He indicated that his job was to attend trials, hearings, mediations, and depositions.
Hardwick explained that he reviewed payment histories, records, has access to all of
the bank’s systems, and can decipher the codes used in Surf City’s exhibit J.
Hardwick identified the PNC records that included Surf City’s exhibits: (F) PNC Notices informing the Lofti-Fards that their home equity line of credit would end
and become due on Aug. 31, 2013; (G) PNC Collection Letters sent to the Lofti-
Fards indicating overdue payment amounts; (H) some of the Lofti-Fards’ PNC
Bank Statements; (I) a PNC Settlement Package that was sent to the Lofti-Fards
presumably at their request; and (J) the PNC Bank Collection History printouts
from 2009 forward. He testified that these documents were kept in the ordinary
course of business and that the documents involved the Lofti-Fards’ Note and
Mortgage at issue in this case.
Again, the Lofti-Fards objected to every document admitted through
Hardwick’s testimony during trial. On cross-examination, the Lofti-Fards
established that none of the documents from PNC establish a zero balance or draws
Surf City called Ali Lofti-Fard (“Ali”) to testify on cross-examination.
Ali confirmed his home phone number and his home address at 2243 Georgia
Drive in Westlake. He confirmed his signature on the Note and Mortgage
documents, although he did not specifically remember applying for the HELOC.
Ali testified that he owed 15-18 different properties back then and had “a lot of
accounts.” (Tr. 64.) He testified that he has been married 50 years and he handles
the finances. At first, Ali testified that he did not make any advances on the
HELOC, but after being confronted with his deposition testimony, he admitted that
“maybe; but I don’t remember that I did.” (Tr. 67.) Ali did not recall making any
payments on the HELOC or receiving any phone calls or any statements or letters from PNC. Ali claimed that the only correspondence he recalled receiving was the
letter from Surf City. He denied making any of the payments depicted in Surf City’s
exhibit J.4 Ali denied requesting or receiving PNC’s request for settlement
documents in 2017. (Surf City’s exhibit I.) Ali was adamant that he did not draw
on the account. He testified that he did not object to the amount owed because he
never knew about it until the letter from Surf City.
At the close of the case, over the objection of the Lofti-Fards, Surf
City’s exhibits A through J and L through N were admitted into evidence.5 On
March 13, 2024, the trial court issued its order and findings of fact and conclusions
of law granting judgment on the complaint in favor of Surf City in the sum of
$84,814.98, plus interest at the rate of 4.25% per annum from September 28, 2014,
as well as a decree of foreclosure.
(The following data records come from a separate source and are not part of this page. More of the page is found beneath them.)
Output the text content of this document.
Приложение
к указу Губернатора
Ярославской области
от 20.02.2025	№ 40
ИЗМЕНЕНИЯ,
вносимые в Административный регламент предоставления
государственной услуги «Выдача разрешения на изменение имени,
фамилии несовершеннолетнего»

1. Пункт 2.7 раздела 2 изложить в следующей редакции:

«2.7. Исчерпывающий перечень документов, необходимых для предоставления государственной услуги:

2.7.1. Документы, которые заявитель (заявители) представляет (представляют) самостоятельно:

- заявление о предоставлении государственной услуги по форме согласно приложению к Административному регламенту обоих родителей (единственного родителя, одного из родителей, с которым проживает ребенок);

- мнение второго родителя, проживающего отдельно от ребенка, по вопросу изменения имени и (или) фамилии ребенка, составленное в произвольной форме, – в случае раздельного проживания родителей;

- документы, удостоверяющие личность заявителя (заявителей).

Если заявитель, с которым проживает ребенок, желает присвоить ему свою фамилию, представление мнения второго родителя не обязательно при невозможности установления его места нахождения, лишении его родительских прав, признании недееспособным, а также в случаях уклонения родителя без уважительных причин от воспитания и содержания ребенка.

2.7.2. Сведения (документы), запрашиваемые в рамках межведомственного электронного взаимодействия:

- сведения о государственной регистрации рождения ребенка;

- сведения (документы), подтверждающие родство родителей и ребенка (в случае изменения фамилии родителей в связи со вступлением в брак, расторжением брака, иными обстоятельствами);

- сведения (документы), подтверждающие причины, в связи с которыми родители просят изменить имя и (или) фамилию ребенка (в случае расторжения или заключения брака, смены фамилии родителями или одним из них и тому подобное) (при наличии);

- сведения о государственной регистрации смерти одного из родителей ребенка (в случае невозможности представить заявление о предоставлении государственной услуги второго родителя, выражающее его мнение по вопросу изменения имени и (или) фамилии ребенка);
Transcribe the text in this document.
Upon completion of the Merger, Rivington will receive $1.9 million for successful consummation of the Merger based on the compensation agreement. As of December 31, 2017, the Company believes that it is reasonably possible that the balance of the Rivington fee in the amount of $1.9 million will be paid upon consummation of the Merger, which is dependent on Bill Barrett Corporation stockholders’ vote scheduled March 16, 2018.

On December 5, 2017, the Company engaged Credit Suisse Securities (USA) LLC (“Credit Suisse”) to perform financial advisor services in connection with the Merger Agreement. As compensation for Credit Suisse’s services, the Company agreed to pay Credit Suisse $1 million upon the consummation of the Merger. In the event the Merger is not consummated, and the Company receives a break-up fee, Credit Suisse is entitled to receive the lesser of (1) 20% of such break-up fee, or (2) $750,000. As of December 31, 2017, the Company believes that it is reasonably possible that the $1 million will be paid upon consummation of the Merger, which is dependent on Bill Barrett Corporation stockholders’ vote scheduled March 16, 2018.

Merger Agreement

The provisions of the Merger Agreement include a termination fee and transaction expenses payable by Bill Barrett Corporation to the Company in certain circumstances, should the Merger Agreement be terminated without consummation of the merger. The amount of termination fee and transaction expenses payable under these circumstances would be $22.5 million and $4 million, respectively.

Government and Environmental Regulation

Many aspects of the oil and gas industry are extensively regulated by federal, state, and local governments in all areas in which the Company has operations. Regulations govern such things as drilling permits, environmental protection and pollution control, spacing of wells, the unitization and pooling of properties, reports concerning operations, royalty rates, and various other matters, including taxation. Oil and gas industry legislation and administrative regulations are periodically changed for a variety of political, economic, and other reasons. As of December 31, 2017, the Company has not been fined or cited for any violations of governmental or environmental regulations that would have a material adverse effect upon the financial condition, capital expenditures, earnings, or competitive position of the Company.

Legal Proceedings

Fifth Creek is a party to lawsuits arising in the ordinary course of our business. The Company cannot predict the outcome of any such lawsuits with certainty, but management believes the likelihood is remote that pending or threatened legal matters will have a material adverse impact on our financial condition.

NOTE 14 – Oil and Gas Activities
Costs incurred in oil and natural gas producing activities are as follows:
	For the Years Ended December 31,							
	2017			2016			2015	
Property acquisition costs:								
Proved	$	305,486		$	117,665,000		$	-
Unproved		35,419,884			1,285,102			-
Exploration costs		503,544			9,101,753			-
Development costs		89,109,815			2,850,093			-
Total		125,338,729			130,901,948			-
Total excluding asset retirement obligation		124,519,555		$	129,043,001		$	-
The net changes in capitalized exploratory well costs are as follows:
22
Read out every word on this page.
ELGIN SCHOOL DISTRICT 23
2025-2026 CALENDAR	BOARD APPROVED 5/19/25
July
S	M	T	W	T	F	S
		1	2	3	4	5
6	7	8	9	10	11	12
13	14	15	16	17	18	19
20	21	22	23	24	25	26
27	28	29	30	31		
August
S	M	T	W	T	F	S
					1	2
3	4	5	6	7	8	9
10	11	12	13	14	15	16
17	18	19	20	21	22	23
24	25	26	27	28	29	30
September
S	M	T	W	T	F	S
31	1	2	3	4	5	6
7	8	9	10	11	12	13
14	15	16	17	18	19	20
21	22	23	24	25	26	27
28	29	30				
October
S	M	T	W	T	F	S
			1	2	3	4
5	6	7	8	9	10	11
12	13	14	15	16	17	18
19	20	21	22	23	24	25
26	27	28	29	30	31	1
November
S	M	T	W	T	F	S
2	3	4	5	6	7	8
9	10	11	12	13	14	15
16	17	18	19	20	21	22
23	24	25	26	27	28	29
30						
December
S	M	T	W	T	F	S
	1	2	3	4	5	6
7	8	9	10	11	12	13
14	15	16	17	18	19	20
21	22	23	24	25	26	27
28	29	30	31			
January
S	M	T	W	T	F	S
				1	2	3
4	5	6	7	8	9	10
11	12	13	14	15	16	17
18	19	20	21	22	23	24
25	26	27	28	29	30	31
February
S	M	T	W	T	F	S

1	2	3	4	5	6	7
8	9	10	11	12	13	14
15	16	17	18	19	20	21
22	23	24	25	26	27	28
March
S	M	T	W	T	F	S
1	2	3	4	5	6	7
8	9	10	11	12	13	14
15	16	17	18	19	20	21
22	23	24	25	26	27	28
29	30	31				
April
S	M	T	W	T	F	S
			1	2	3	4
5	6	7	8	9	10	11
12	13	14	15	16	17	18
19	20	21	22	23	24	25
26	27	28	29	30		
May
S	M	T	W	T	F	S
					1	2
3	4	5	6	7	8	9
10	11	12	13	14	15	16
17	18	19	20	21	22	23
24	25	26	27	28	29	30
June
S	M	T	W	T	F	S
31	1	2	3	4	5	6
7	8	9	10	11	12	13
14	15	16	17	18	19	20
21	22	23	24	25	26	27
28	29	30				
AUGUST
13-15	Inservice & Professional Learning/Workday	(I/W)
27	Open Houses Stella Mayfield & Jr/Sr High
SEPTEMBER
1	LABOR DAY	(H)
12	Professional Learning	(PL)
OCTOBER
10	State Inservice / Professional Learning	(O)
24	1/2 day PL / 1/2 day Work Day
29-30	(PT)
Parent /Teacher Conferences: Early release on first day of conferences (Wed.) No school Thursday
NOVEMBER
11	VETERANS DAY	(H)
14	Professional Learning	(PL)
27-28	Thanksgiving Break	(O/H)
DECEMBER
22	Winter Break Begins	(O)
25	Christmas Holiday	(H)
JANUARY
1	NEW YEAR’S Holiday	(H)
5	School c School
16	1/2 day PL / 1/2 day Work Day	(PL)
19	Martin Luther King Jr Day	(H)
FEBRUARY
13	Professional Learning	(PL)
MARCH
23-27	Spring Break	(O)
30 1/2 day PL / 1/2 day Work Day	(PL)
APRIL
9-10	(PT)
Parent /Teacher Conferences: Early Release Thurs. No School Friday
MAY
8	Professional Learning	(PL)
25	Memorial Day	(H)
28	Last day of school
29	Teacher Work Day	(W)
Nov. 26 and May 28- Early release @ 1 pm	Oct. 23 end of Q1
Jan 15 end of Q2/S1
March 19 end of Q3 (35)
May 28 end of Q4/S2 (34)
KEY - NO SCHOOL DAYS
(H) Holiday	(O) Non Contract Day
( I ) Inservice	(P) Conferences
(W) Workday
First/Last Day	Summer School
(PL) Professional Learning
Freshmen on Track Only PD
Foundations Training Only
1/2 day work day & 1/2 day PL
The trial order also granted judgment in favor of
Surf City on the counterclaims. The Lofti-Fards appealed the trial court’s decision.
For ease of discussion, the assignments of error will be addressed out
of order.
4 Surf City’s exhibit J seems to depict several payments made on the HELOC prior
to its end date. The exhibit is a coded payment history; however, Hardwick was not asked to explain the codes or the document.
5 Surf City’s exhibit K, Ali’s deposition testimony, was not offered into evidence. II. Law and Analysis
Excusable Neglect
In the Lofti-Fards’ third assignment of error they contend that the
trial court abused its discretion by granting Surf City’s Civ.R. 60(B), motion for relief
from judgment arguing that Surf City did not prove excusable neglect. We disagree.
A trial court is vested with discretion in determining whether to grant
a motion for relief from judgment under Civ.R. 60(B) and the court’s ruling will not
be disturbed on appeal absent an abuse of discretion. SPCG Properties, Ltd. v.
Moore, 2024-Ohio-4907, ¶ 7-9 (8th Dist.), citing Rose Chevrolet, Inc. v. Adams, 36
Ohio St.3d 17, 20 (1988). An abuse of discretion occurs when a court exercises “its
judgment, in an unwarranted way, in regard to a matter over which it has
discretionary authority.” Johnson v. Abdullah, 2021-Ohio-3304, ¶ 35.
In order to prevail on a Civ.R. 60(B) motion, the moving party is
required to establish (1) a meritorious claim or defense in the event relief is granted,
(2) entitlement to relief under one of the provisions of Civ.R. 60(B)(1) through (5),
and (3) timeliness of the motion. GTE Automatic Elec. Inc. v. ARC Industries, Inc.,
47 Ohio St.2d 146 (1976), paragraph two of the syllabus.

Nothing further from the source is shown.